Jimmy nods. “I’m fine,” he says. After all, he thinks: it’s not like he’s never lost before. “I’m great.” He is great. He’s fine. He can lose a baseball game; Lacey Logan can get back with her boyfriend. He can go home for good at the end of the season having never won a World Series, and there will never be anybody less bothered about it than him. He is chill. He is low-key. Hell, he’s ready to party.
“We should go out,” he announces.
That gets Tuck’s attention, a slow, brilliant smile spreading across his face. They haven’t been out since New York. “Oh yeah?”
“Yeah,” Jimmy decides. All at once it sounds like a truly excellent plan, the only logical thing to do. It’s Sunday night; they’ve got tomorrow off before they need to be back at the clubhouse. And what the fuck else is he going to do, go home and call Lacey so she can let him down easy? He’ll pass, thanks. They can just as well have that conversation another day. “We should.”
They round up a dozen guys and go to a dive bar on Miles Avenue: darts and a jukebox, the linoleum floor sticky underneath the soles of Jimmy’s sneakers. “It was a good run,” Jonesy says, raising his beer, and it takes Jimmy a minute to realize he’s talking about the streak and not Jimmy himself.
“It was a good run,” Jimmy agrees.
Ray trots off to try his luck with a couple of coeds playing the photo hunt game in the corner. Hugo feeds a twenty into the jukebox and programs it to play “Unwritten” by Natasha Bedingfield a dozen times in a row. Jonesy orders a round of shots, and then Tuck orders a round of shots, and then they all peel Ray away from the college girls and make him order a round of shots, too, even though he keeps crying poverty, and pretty soon Jimmy is filled with the kind of mellow, drunken well-being he associates with going to field parties in the summer outside Utica when he was in high school, the sky and the possibilities both endless overhead. He loves these guys, truly. He hasn’t been paying enough attention to them.
“To the streak,” Tuck toasts, standing up on a barstool.
“To Ray’s maximum-strength antifungal medication,” Tito volunteers.
“To Lacey Logan’s inevitable sex tape,” Hugo chimes in, “and the fact the rest of us will be able to enjoy it without Jimmy’s hairy ass getting in the way of the shot.”
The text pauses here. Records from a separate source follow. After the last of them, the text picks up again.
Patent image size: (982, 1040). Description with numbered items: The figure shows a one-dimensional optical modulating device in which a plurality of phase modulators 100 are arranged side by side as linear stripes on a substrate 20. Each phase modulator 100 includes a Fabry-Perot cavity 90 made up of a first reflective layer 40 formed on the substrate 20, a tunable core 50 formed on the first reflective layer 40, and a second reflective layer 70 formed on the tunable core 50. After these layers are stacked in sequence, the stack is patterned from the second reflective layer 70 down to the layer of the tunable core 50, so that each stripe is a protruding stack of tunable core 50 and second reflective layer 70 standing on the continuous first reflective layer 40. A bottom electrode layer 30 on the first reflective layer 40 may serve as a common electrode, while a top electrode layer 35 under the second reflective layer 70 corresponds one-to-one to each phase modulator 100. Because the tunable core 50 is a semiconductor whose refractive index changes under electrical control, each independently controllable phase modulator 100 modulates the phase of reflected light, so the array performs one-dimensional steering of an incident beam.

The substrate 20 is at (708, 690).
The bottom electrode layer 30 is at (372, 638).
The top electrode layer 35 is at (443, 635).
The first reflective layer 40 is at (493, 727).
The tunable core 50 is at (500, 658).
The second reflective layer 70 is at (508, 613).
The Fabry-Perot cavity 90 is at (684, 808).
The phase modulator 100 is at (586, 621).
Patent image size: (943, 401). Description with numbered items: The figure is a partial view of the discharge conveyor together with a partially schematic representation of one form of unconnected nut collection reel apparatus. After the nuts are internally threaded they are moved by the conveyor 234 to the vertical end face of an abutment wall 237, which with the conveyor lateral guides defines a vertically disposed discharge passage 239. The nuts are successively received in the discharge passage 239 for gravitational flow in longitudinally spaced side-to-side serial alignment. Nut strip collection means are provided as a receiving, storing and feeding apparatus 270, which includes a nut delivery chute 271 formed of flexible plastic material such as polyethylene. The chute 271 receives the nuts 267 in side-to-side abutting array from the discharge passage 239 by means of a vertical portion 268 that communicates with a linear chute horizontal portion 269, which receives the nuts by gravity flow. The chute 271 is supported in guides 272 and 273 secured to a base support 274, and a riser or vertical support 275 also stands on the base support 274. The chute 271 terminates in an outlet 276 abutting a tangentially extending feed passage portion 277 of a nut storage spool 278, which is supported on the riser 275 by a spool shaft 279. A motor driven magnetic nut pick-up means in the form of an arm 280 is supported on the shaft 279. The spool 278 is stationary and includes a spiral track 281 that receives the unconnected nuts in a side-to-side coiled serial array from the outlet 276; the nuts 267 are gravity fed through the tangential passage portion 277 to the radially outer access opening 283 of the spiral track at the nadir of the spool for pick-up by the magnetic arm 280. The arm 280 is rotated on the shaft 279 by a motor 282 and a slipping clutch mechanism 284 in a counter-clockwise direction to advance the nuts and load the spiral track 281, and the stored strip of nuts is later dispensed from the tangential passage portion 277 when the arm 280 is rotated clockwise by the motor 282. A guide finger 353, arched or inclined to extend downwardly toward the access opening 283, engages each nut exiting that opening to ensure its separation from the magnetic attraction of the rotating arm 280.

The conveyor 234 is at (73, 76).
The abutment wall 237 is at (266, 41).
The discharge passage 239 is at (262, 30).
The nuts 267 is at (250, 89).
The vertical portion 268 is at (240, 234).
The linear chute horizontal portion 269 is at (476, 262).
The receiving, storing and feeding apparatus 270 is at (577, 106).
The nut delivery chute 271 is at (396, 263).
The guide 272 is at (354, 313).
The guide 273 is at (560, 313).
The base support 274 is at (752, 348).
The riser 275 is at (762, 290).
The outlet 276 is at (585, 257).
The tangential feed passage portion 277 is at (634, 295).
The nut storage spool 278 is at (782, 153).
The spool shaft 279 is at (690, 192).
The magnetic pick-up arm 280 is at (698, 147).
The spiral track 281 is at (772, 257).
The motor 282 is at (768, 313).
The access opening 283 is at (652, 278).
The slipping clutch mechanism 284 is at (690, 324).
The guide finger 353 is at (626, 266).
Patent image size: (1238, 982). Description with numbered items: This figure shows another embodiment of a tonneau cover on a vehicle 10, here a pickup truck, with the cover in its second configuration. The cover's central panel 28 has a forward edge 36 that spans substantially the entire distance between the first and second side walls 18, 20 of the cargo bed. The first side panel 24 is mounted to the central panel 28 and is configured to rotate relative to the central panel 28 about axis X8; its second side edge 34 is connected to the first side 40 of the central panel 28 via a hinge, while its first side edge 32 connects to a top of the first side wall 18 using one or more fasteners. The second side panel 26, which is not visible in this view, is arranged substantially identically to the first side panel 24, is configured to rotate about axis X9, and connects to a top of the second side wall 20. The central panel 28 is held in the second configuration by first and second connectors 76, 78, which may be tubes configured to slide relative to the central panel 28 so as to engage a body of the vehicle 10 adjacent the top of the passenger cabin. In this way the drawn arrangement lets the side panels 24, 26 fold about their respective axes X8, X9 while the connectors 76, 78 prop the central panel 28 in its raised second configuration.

That one really fucking tickles them, their hoots and laughter rowdy and good-natured. Jimmy laughs, too, but all at once he’s not having fun anymore, swinging from good drunk to bad drunk in the time it takes the last shot of Fireball to burn sweetly through his chest. It feels like too much to hold all of a sudden, Lacey and the streak and the definitive end of everything. The polite, careful wording of the text from his mother. His brother, still relentlessly fucking dead.
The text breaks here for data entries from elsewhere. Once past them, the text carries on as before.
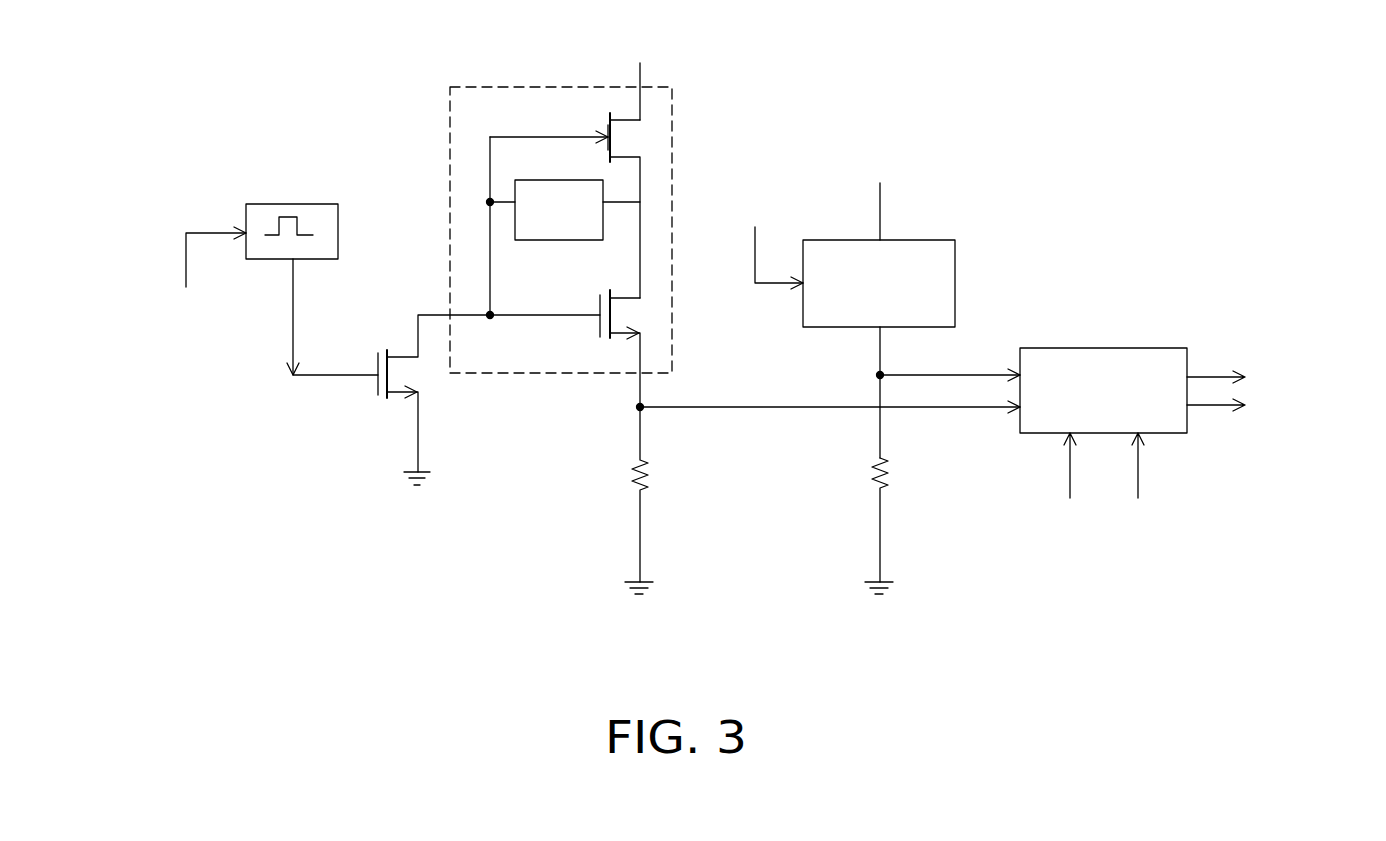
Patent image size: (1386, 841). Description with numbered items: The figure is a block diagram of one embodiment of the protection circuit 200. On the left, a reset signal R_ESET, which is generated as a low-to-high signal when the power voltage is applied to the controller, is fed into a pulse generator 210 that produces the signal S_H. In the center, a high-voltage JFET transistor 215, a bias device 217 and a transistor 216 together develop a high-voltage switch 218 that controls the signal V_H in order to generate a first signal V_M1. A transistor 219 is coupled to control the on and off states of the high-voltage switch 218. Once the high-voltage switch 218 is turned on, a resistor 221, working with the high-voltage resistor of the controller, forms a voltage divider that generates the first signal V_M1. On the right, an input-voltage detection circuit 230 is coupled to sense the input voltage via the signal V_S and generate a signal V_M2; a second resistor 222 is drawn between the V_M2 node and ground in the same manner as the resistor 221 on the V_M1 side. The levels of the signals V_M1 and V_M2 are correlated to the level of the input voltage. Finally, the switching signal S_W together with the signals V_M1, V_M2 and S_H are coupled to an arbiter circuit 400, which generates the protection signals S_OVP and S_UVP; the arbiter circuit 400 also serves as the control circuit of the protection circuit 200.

The protection circuit 200 is at (1250, 72).
The pulse generator 210 is at (293, 204).
The high-voltage JFET transistor 215 is at (625, 119).
The transistor 216 is at (625, 297).
The bias device 217 is at (573, 180).
The high-voltage switch 218 is at (672, 113).
The transistor 219 is at (403, 353).
The resistor 221 is at (633, 462).
The second resistor 222 is at (872, 462).
The input-voltage detection circuit 230 is at (922, 240).
The arbiter circuit 400 is at (1103, 348).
He waits until enough time has gone by that he won’t look like a whiny little pissant in front of the entire team, then digs a wad of cash out of his pocket and drops it onto the bar. “I’m out,” he tells Tuck, who’s trying to flag down the bartender for a bucket of Coronas. “I’ll see you clowns on Tuesday. Don’t take any wooden nickels, et cetera.”
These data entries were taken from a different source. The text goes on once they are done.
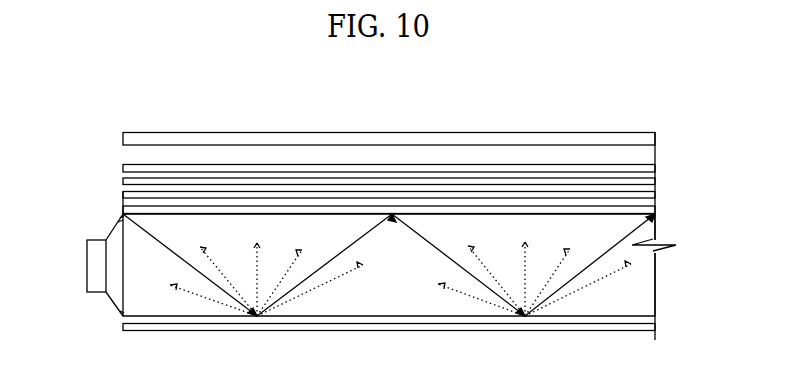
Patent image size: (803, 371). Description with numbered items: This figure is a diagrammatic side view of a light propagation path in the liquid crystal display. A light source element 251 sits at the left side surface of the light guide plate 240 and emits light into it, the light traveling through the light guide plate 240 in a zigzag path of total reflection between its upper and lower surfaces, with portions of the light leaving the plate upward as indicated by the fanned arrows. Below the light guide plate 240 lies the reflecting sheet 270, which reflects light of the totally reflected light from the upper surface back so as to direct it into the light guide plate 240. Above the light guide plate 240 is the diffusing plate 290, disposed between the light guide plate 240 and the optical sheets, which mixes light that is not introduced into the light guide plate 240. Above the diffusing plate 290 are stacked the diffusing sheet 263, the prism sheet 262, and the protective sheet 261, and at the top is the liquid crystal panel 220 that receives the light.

The liquid crystal panel 220 is at (657, 138).
The protective sheet 261 is at (412, 166).
The prism sheet 262 is at (452, 182).
The diffusing sheet 263 is at (490, 195).
The diffusing plate 290 is at (565, 206).
The light guide plate 240 is at (657, 283).
The light source element 251 is at (89, 264).
The reflecting sheet 270 is at (657, 327).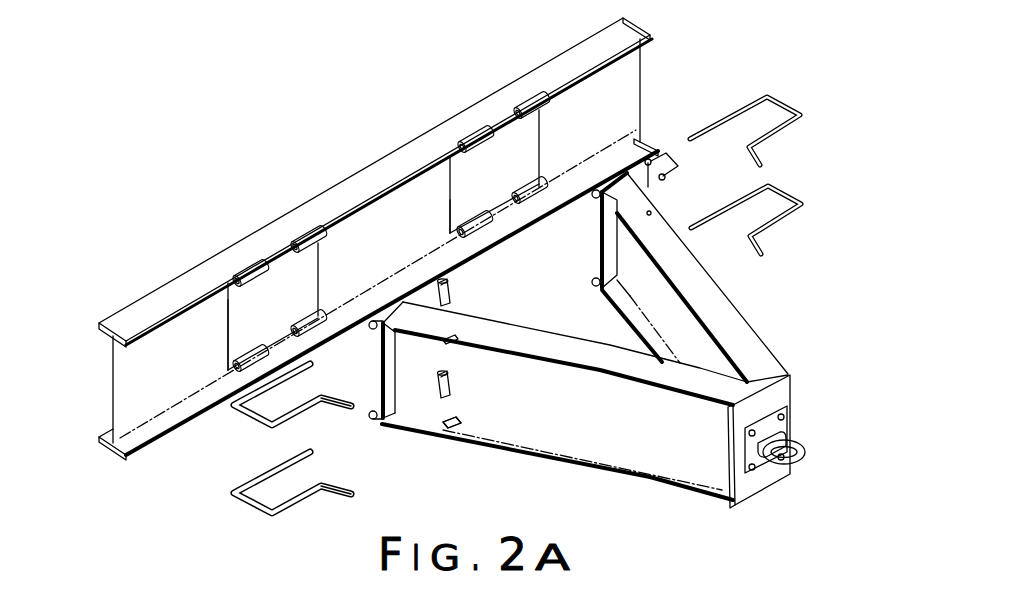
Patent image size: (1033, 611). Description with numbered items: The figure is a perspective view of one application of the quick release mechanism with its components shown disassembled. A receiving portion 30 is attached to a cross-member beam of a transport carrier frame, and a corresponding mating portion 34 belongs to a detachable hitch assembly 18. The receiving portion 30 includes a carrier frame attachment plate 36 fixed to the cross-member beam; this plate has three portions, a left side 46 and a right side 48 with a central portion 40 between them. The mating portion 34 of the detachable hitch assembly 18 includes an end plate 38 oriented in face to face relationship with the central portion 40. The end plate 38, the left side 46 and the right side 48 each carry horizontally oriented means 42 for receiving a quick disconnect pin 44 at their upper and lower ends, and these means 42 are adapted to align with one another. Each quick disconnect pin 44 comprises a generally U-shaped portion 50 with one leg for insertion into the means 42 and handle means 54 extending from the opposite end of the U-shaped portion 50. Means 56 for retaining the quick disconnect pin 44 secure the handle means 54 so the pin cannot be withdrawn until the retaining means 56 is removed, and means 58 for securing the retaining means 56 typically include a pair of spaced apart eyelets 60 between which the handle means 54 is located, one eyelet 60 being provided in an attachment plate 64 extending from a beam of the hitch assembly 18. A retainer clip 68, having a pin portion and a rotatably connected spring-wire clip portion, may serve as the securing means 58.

The detachable hitch assembly 18 is at (800, 348).
The receiving portion 30 is at (122, 382).
The mating portion 34 is at (603, 235).
The carrier frame attachment plate 36 is at (424, 203).
The end plate 38 is at (383, 372).
The central portion 40 is at (275, 293).
The means for receiving a quick disconnect pin 42 is at (302, 240).
The quick disconnect pin 44 is at (745, 80).
The left side portion 46 is at (224, 327).
The right side portion 48 is at (310, 280).
The U-shaped portion 50 is at (248, 420).
The handle means 54 is at (348, 394).
The means for retaining the quick disconnect pin 56 is at (602, 188).
The means for securing the means for retaining 58 is at (485, 422).
The eyelet 60 is at (446, 337).
The attachment plate 64 is at (469, 383).
The retainer clip 68 is at (465, 284).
“Okay,” Tuck says, eyeing Jimmy speculatively over the mouth of his beer bottle. “You sure you’re all right?”
“Never better,” Jimmy promises, then turns and weaves his way through the crowd and out onto the sidewalk, turning his face up for a moment to the cool, quiet Maryland night.
***
LACEY CALLS AS HE’S LETTING HIMSELF INTO HIS CONDO. “HEY,” she says when he answers, the noise of her TV faintly audible in the background. “There you are.”
“Yeah, sorry.” She texted him a couple of times while he was at the bar, Still around for a phone call? plus the eyes emoji. Jimmy didn’t text her back. “I went out with the guys for a bit.”
“Sounds fun,” Lacey says, her voice a little congested-sounding. “How was your game?”
“It sucked, thanks.”
There’s a hesitation, just for a second. “That’s too bad.”
“Yeah, well.” Jimmy sits down hard on the sofa, tries to soften his tone. “It happens that way sometimes.”